If you cannot articulate your theory in a few sentences, you are not ready to start litigation.
6) Decide: demand first, or file first
A demand can be strategic, but it is not always required or wise.
A quick decision framework:
- Send a demand first when liability is clear, damages are documentable, and you want to tee up settlement without tipping off spoliation risks.
- File first when deadlines are tight, preservation is urgent, defendants are evasive, there are multiple parties to lock in, or you need subpoena power.
If you do send a demand, make it litigation-grade: clear liability narrative, anchored damages, and an explicit deadline.
7) Line up your damages proof (especially medical and wage loss)
Many complaints survive motions, but cases fail on damages.
Get authorizations and begin collecting:
- Complete medical records and itemized billing
- Prior records relevant to causation disputes (as appropriate)
- Employment file items (pay stubs, W-2/1099, attendance records, job description)
- Out-of-pocket losses (receipts, mileage, caregiving)

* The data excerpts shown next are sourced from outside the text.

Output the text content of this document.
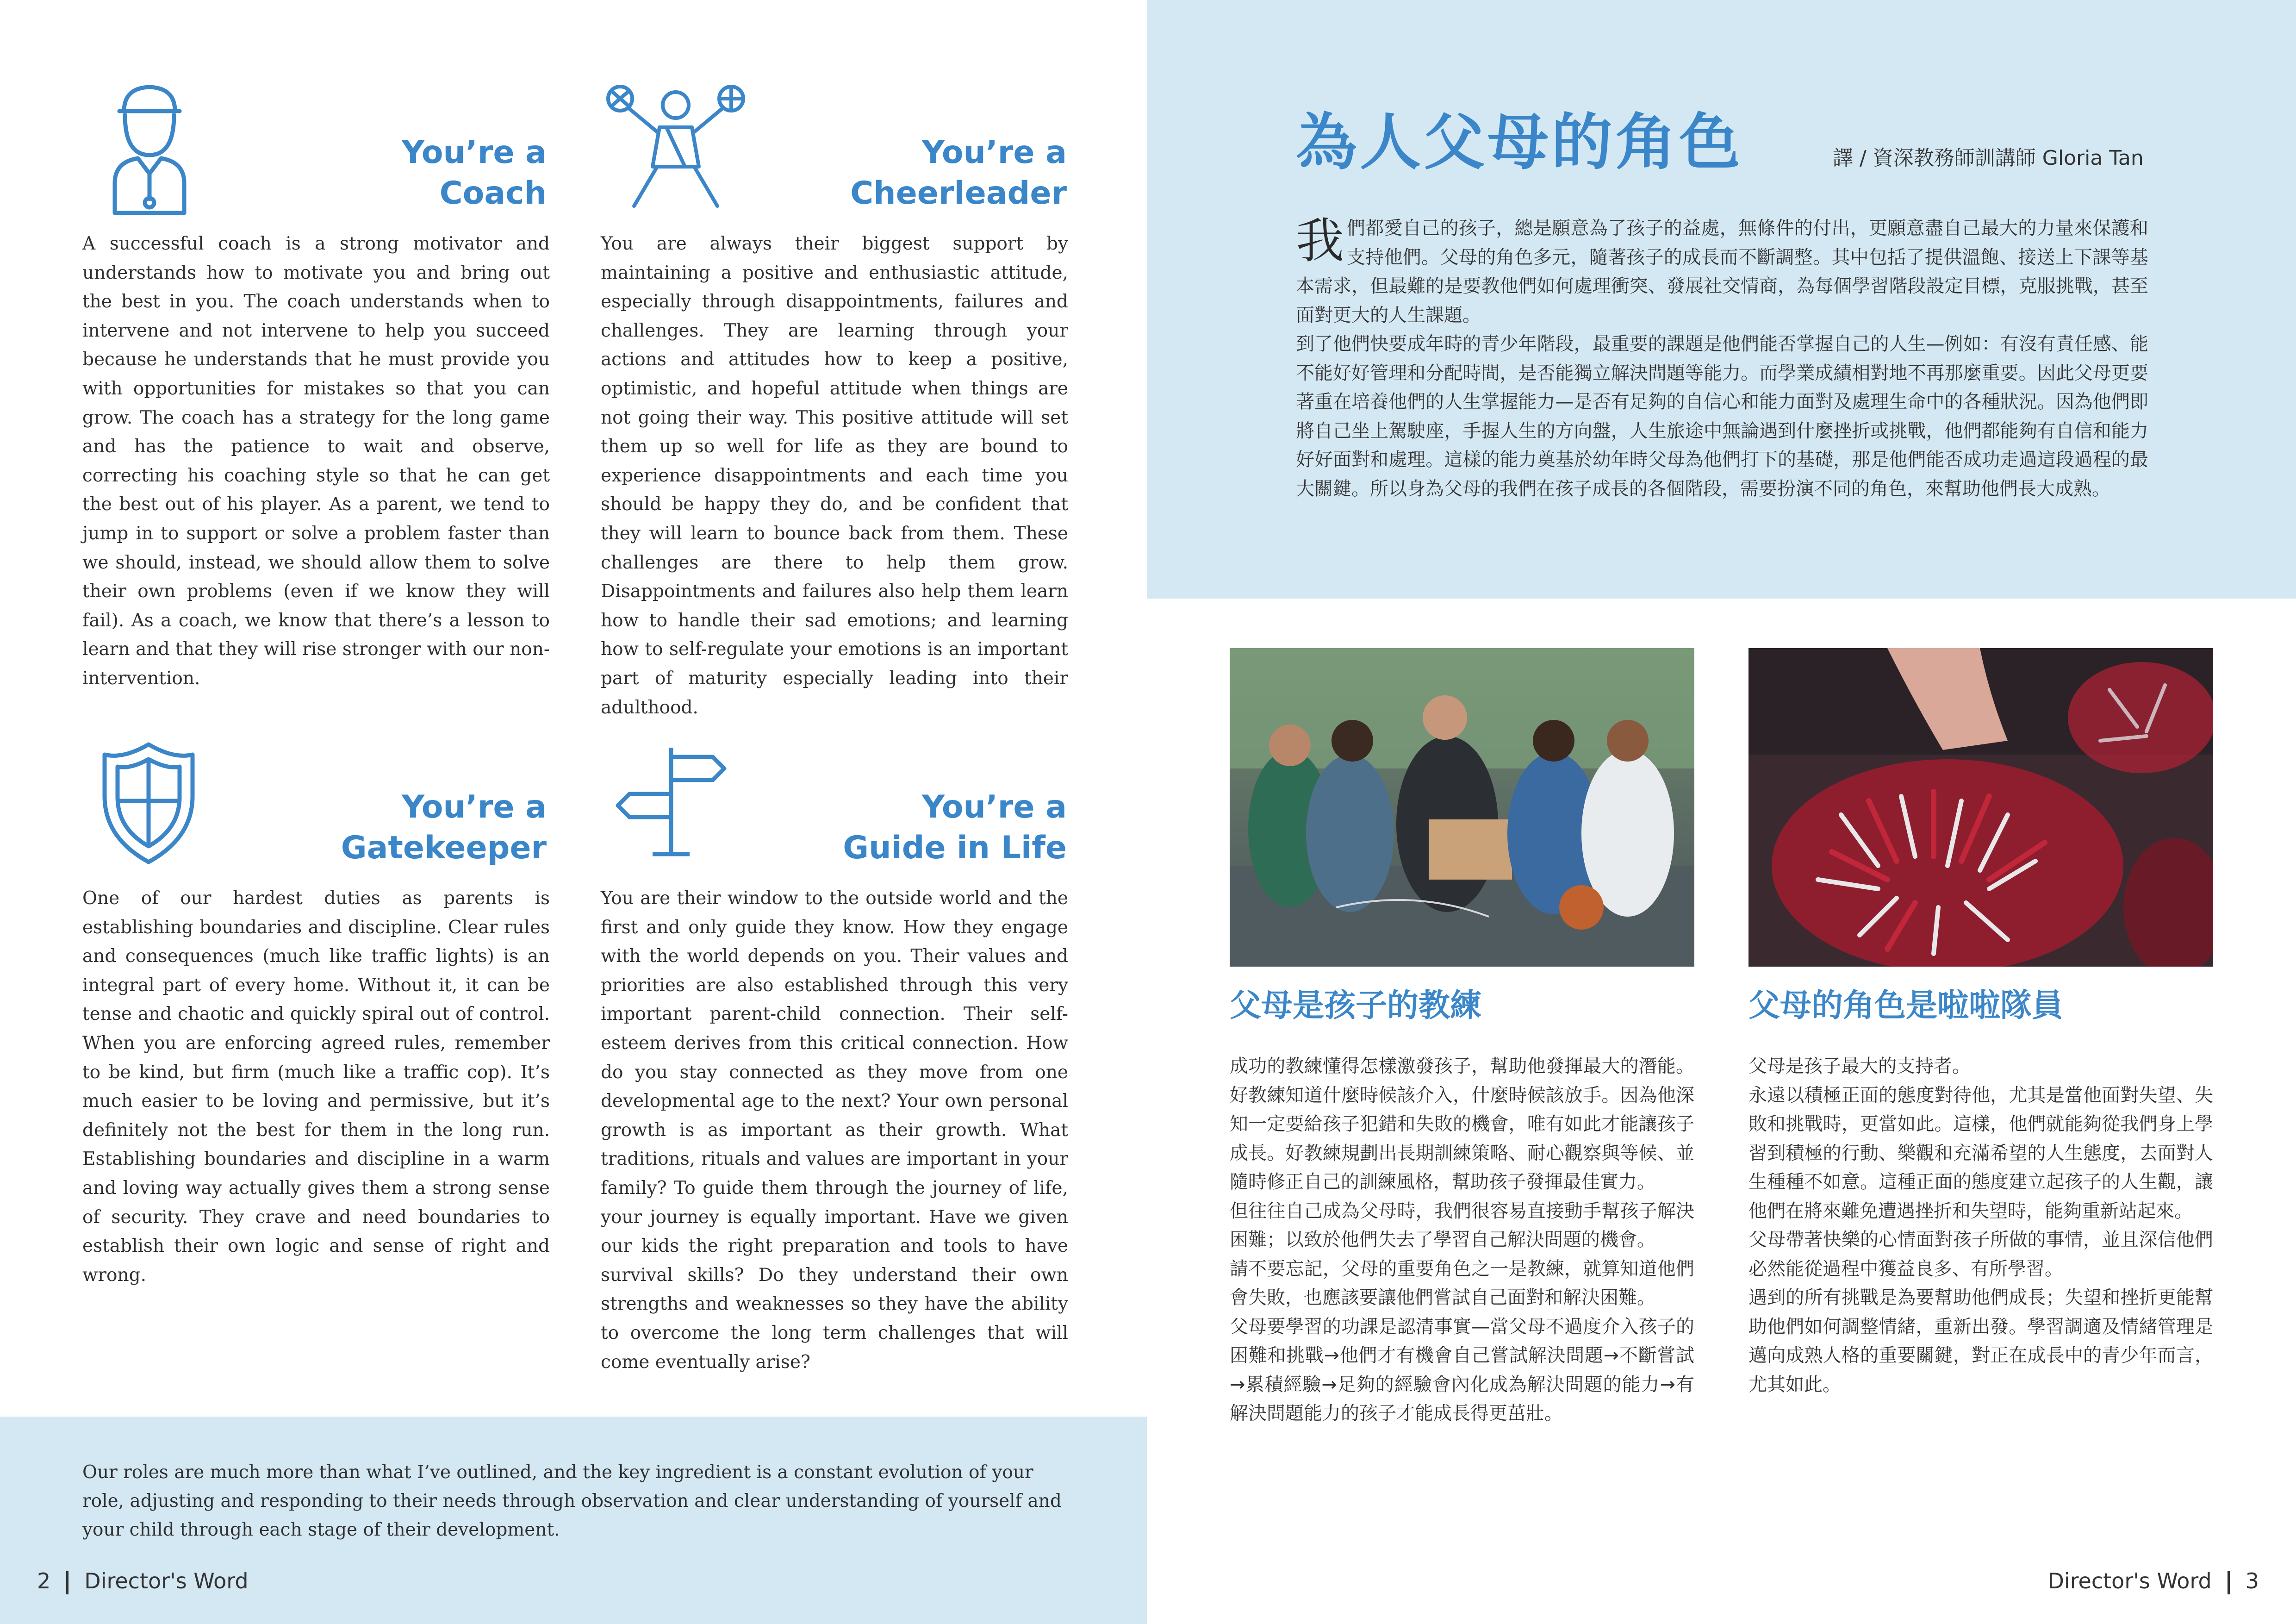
You’re a
Coach

A successful coach is a strong motivator and understands how to motivate you and bring out the best in you. The coach understands when to intervene and not intervene to help you succeed because he understands that he must provide you with opportunities for mistakes so that you can grow. The coach has a strategy for the long game and has the patience to wait and observe, correcting his coaching style so that he can get the best out of his player. As a parent, we tend to jump in to support or solve a problem faster than we should, instead, we should allow them to solve their own problems (even if we know they will fail). As a coach, we know that there’s a lesson to learn and that they will rise stronger with our non-intervention.

You’re a
Cheerleader

You are always their biggest support by maintaining a positive and enthusiastic attitude, especially through disappointments, failures and challenges. They are learning through your actions and attitudes how to keep a positive, optimistic, and hopeful attitude when things are not going their way. This positive attitude will set them up so well for life as they are bound to experience disappointments and each time you should be happy they do, and be confident that they will learn to bounce back from them. These challenges are there to help them grow. Disappointments and failures also help them learn how to handle their sad emotions; and learning how to self-regulate your emotions is an important part of maturity especially leading into their adulthood.

You’re a
Gatekeeper

One of our hardest duties as parents is establishing boundaries and discipline. Clear rules and consequences (much like traffic lights) is an integral part of every home. Without it, it can be tense and chaotic and quickly spiral out of control. When you are enforcing agreed rules, remember to be kind, but firm (much like a traffic cop). It’s much easier to be loving and permissive, but it’s definitely not the best for them in the long run. Establishing boundaries and discipline in a warm and loving way actually gives them a strong sense of security. They crave and need boundaries to establish their own logic and sense of right and wrong.

You’re a
Guide in Life

You are their window to the outside world and the first and only guide they know. How they engage with the world depends on you. Their values and priorities are also established through this very important parent-child connection. Their self-esteem derives from this critical connection. How do you stay connected as they move from one developmental age to the next? Your own personal growth is as important as their growth. What traditions, rituals and values are important in your family? To guide them through the journey of life, your journey is equally important. Have we given our kids the right preparation and tools to have survival skills? Do they understand their own strengths and weaknesses so they have the ability to overcome the long term challenges that will come eventually arise?

Our roles are much more than what I’ve outlined, and the key ingredient is a constant evolution of your role, adjusting and responding to their needs through observation and clear understanding of yourself and your child through each stage of their development.

2 Director's Word
為人父母的角色	譯 / 資深教務師訓講師 Gloria Tan

我們都愛自己的孩子，總是願意為了孩子的益處，無條件的付出，更願意盡自己最大的力量來保護和支持他們。父母的角色多元，隨著孩子的成長而不斷調整。其中包括了提供溫飽、接送上下課等基本需求，但最難的是要教他們如何處理衝突、發展社交情商，為每個學習階段設定目標，克服挑戰，甚至面對更大的人生課題。

到了他們快要成年時的青少年階段，最重要的課題是他們能否掌握自己的人生—例如：有沒有責任感、能不能好好管理和分配時間，是否能獨立解決問題等能力。而學業成績相對地不再那麼重要。因此父母更要著重在培養他們的人生掌握能力—是否有足夠的自信心和能力面對及處理生命中的各種狀況。因為他們即將自己坐上駕駛座，手握人生的方向盤，人生旅途中無論遇到什麼挫折或挑戰，他們都能夠有自信和能力好好面對和處理。這樣的能力奠基於幼年時父母為他們打下的基礎，那是他們能否成功走過這段過程的最大關鍵。所以身為父母的我們在孩子成長的各個階段，需要扮演不同的角色，來幫助他們長大成熟。

父母是孩子的教練

成功的教練懂得怎樣激發孩子，幫助他發揮最大的潛能。好教練知道什麼時候該介入，什麼時候該放手。因為他深知一定要給孩子犯錯和失敗的機會，唯有如此才能讓孩子成長。好教練規劃出長期訓練策略、耐心觀察與等候、並隨時修正自己的訓練風格，幫助孩子發揮最佳實力。

但往往自己成為父母時，我們很容易直接動手幫孩子解決困難；以致於他們失去了學習自己解決問題的機會。

請不要忘記，父母的重要角色之一是教練，就算知道他們會失敗，也應該要讓他們嘗試自己面對和解決困難。

父母要學習的功課是認清事實—當父母不過度介入孩子的困難和挑戰→他們才有機會自己嘗試解決問題→不斷嘗試→累積經驗→足夠的經驗會內化成為解決問題的能力→有解決問題能力的孩子才能成長得更茁壯。

父母的角色是啦啦隊員

父母是孩子最大的支持者。

永遠以積極正面的態度對待他，尤其是當他面對失望、失敗和挑戰時，更當如此。這樣，他們就能夠從我們身上學習到積極的行動、樂觀和充滿希望的人生態度，去面對人生種種不如意。這種正面的態度建立起孩子的人生觀，讓他們在將來難免遭遇挫折和失望時，能夠重新站起來。

父母帶著快樂的心情面對孩子所做的事情，並且深信他們必然能從過程中獲益良多、有所學習。

遇到的所有挑戰是為要幫助他們成長；失望和挫折更能幫助他們如何調整情緒，重新出發。學習調適及情緒管理是邁向成熟人格的重要關鍵，對正在成長中的青少年而言，尤其如此。

Director's Word 3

For personal injury matters, a clean medical chronology and treatment summary helps you value the case and prevents missed providers or gaps that defense will exploit.

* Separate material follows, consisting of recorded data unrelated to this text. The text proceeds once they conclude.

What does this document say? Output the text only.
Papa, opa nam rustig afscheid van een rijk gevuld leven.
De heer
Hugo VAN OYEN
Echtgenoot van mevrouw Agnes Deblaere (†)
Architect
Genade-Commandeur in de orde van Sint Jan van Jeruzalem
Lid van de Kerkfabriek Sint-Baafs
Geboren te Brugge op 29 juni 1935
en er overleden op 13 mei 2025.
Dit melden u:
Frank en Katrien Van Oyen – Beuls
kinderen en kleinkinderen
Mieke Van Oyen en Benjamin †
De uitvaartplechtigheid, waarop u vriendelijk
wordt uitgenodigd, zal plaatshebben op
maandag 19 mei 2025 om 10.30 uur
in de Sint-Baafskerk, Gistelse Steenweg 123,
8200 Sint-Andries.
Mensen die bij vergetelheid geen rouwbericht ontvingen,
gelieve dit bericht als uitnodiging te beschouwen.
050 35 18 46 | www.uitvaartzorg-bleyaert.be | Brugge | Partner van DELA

8) Map your early discovery plan (before you draft the complaint)
Treat discovery as a roadmap, not a reaction.
Draft your first-wave targets now:
- Who will you depose first, and what admissions do you need?
- What documents will prove duty, breach, notice, causation, and damages?

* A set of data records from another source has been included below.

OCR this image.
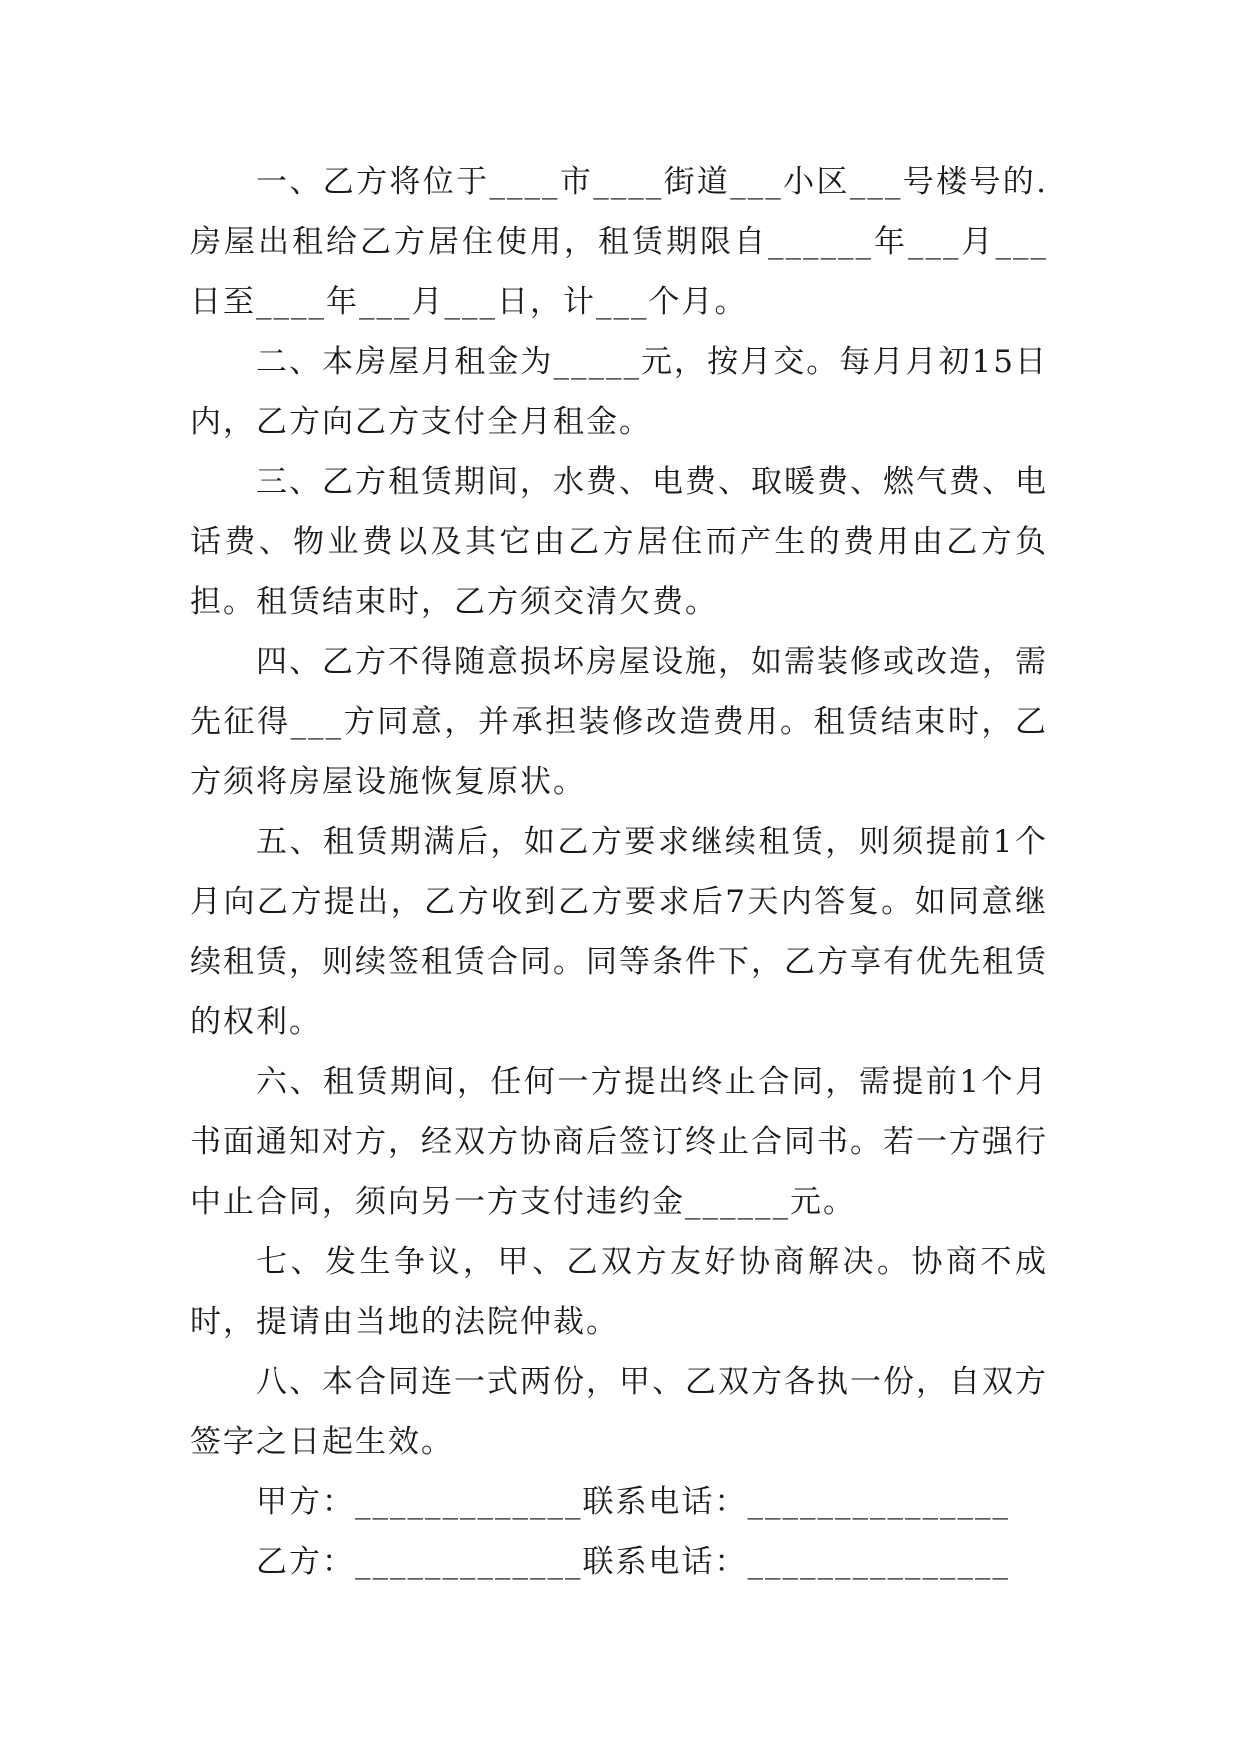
一、乙方将位于____市____街道___小区___号楼号的.房屋出租给乙方居住使用，租赁期限自______年___月___日至____年___月___日，计___个月。

二、本房屋月租金为_____元，按月交。每月月初15日内，乙方向乙方支付全月租金。

三、乙方租赁期间，水费、电费、取暖费、燃气费、电话费、物业费以及其它由乙方居住而产生的费用由乙方负担。租赁结束时，乙方须交清欠费。

四、乙方不得随意损坏房屋设施，如需装修或改造，需先征得___方同意，并承担装修改造费用。租赁结束时，乙方须将房屋设施恢复原状。

五、租赁期满后，如乙方要求继续租赁，则须提前1个月向乙方提出，乙方收到乙方要求后7天内答复。如同意继续租赁，则续签租赁合同。同等条件下，乙方享有优先租赁的权利。

六、租赁期间，任何一方提出终止合同，需提前1个月书面通知对方，经双方协商后签订终止合同书。若一方强行中止合同，须向另一方支付违约金______元。

七、发生争议，甲、乙双方友好协商解决。协商不成时，提请由当地的法院仲裁。

八、本合同连一式两份，甲、乙双方各执一份，自双方签字之日起生效。

甲方：_____________联系电话：_______________

乙方：_____________联系电话：_______________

- What ESI sources matter (text messages, Teams/Slack, surveillance video, CRM logs, telematics)?
If your case is in federal court, remember you will likely need to address disclosure timing and planning concepts consistent with FRCP Rule 26.
9) Budget, staffing, and operations, because litigation is a cash-flow project
Starting litigation also means operational readiness.
Set:
- Staffing plan (who owns pleadings, discovery, client comms, medical ordering)
- Expert timing and retainers
- Expected hard costs (filing fees, service, subpoenas, transcripts)
If your case will involve significant travel (out-of-state depos, inspections, expert site visits), tighten payment controls and reconciliation early. Some teams use virtual cards and unified reconciliation tools to reduce fraud and simplify expense tracking, similar in concept to solutions like Elia Pay that emphasize centralized payments and reconciliation.
10) Draft, file, and serve with “service of process” logistics already solved
When you are ready to file, the mechanics matter.
- Draft the complaint with clean party IDs, venue facts, and a prayer that matches provable damages
- Confirm e-filing requirements, filing fees, and civil cover sheets
- Plan service (registered agents, substituted service rules, multiple defendants)
In federal practice, service mechanics are governed by FRCP Rule 4. Even in state court, the same practical rule applies: do not file until you know how you will complete service quickly and defensibly.
A quick “first 10 steps” execution table
Use this to assign ownership and avoid the common trap where everyone assumes someone else is handling deadlines, preservation, or service.
| Step | Primary owner | Output that proves it is done |
|---|---|---|
| Conflicts and engagement | Intake lead or partner | Signed engagement, conflicts notes |
| Deadlines and forum | Attorney | Limitations chart, venue memo |
| Preservation | Attorney + paralegal | Hold notice, preservation letters |
| Facts packet | Paralegal + attorney | Centralized case file with key exhibits |
| Claims and defenses | Attorney | 1 to 2 page theory memo |
| Demand vs file decision | Partner | Strategy note, target date |
| Damages proof start | Paralegal | Record requests, authorizations, wage docs |
| Early discovery map | Attorney | Draft depo list, first RFP topics |
| Budget and staffing | Ops + partner | Cost estimate, roles assigned |
| File and service | Attorney + process server | Filed complaint, service plan and proof |
The point of these steps
If you do these 10 steps right after intake, you start litigation with control: preserved evidence, a coherent theory, realistic damages, and operational readiness. That combination reduces rework, increases settlement leverage, and keeps you from litigating your own process instead of the case.